A differenza di come abitualmente capita di leggere su queste pagine, l’articolo di oggi non è propriamente informativo. È una sorta di riflessione “a voce alta”. Va detto che non soffro particolarmente il caldo, soprattutto se a bordo vasca con un cocktail in mano ma, tali condizioni difficilmente si verificano in ufficio. Scatta dunque il piano B: mi capita spesso di cadere in uno stato di paralisi “congelando” il corpo e lasciando libera di vagare la mente nella speranza di sfuggire temporaneamente alle temperature tropicali. Anche scrivere queste righe potrebbe essere l’estremo tentativo di sfuggirvi.
Sarà il cambio imminente di ufficio, sarà che abbiamo appena spento la prima candelina ma i bilanci e le riflessioni si susseguono durante i trip da calore.
Oltre al modo di relazionarci con la professione (questione irrisolta) in questi giorni si è affacciato un nuovo tema: il cliente ha sempre ragione?
Probabilmente Henry Gordon Selfridges non immaginava di partorire un tale mostro quando lo coniò per i suoi dipendenti. Tutti siamo clienti, ma solo alcuni di noi passano dall’altra parte della barricata per professione. Il designer in special modo, è nella scomoda posizione di doversi relazionare con chi, i clienti, li deve accalappiare. Durante il progetto ci si confronta con numerose problematiche e interlocutori, cercando di fare l’interesse dell’utente finale. Sfortunatamente i parametri di giudizio del cliente spesso non sono allineati con quelli dell’utente finale o con i nostri.
Tralasciamo le valutazioni puramente tecniche ed economiche che un imprenditore è tenuto a fare per valutare la fattibilità del progetto, per quelle semiotiche ed estetiche si apre spesso una voragine tra le parti.
Il creativo di turno (web master, pubblicitario o designer) armato delle migliori intenzioni propone quelle che a suo dire sono le soluzioni migliori per il problema da risolvere ma, la risposta che a volte ci viene data è:” non lo so non mi convince del tutto…” e poi viene estratta dal cilindro la “soluzione”. Il primo pensiero è: “se mi hai assunto ci sarà un motivo, perché vuoi fare il lavoro al posto mio?” seguito da: “ma pensa un talento naturale…”.
Non c’è cattiveria in queste righe ma solo la frustrazione che a volte ci tocca da vicino. Per evitare possibili fraintendimenti facciamo un esempio molto semplice. Dietro al banco della macelleria vediamo un robusto signore che maneggia con maestria un superbo pezzo di carne decantandone le qualità e suggerendo come utilizzarlo al meglio. L’avventore controbatte asserendo che quel pezzo verrà “bollito”. La tempestiva risposta è che quel procedimento altera le proprietà della carne rovinandone il gusto.

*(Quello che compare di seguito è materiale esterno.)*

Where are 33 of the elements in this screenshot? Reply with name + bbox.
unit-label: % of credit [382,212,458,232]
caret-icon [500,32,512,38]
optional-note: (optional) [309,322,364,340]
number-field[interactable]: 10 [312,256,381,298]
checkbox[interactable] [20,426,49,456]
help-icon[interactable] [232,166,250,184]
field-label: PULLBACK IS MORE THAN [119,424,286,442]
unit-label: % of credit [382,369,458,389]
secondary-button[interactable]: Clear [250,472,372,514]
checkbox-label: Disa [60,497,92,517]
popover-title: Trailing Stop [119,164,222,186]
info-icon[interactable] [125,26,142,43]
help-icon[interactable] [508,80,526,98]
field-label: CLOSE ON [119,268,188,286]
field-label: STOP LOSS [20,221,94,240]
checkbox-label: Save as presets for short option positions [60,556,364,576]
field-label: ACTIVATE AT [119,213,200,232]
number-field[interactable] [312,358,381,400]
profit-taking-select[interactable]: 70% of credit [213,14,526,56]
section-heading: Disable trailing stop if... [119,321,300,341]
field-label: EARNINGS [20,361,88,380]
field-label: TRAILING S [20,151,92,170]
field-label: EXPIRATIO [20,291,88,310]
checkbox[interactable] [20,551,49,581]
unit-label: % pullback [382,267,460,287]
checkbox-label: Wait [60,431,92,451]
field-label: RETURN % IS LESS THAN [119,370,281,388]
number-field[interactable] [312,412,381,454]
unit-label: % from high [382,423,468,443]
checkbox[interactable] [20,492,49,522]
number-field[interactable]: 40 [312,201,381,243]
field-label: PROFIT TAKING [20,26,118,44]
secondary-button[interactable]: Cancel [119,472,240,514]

La situazione è la stessa di fronte ad un prodotto-servizio, il cliente obietta o quantomeno mette in discussione il lavoro del professionista di turno (che ci sta) ma si trincera dietro alle proprie convinzioni. La discussione può finire in due modi: il professionista si arrende accogliendo le richieste del cliente, oppure lo scaccia a male parole. La via di mezzo in questo caso non è percorribile.
Nasce spontanea una domanda, fino a che punto è giusto cercare di mantenere le nostre posizioni e quando è il caso di scendere a compromessi? Difficile a dirsi, le variabili sono numerosissime, dalle implicazioni che il progetto può portare al prestigio dell’azienda committente, senza tralasciare il compenso pattuito, perché non di solo design vive l’uomo.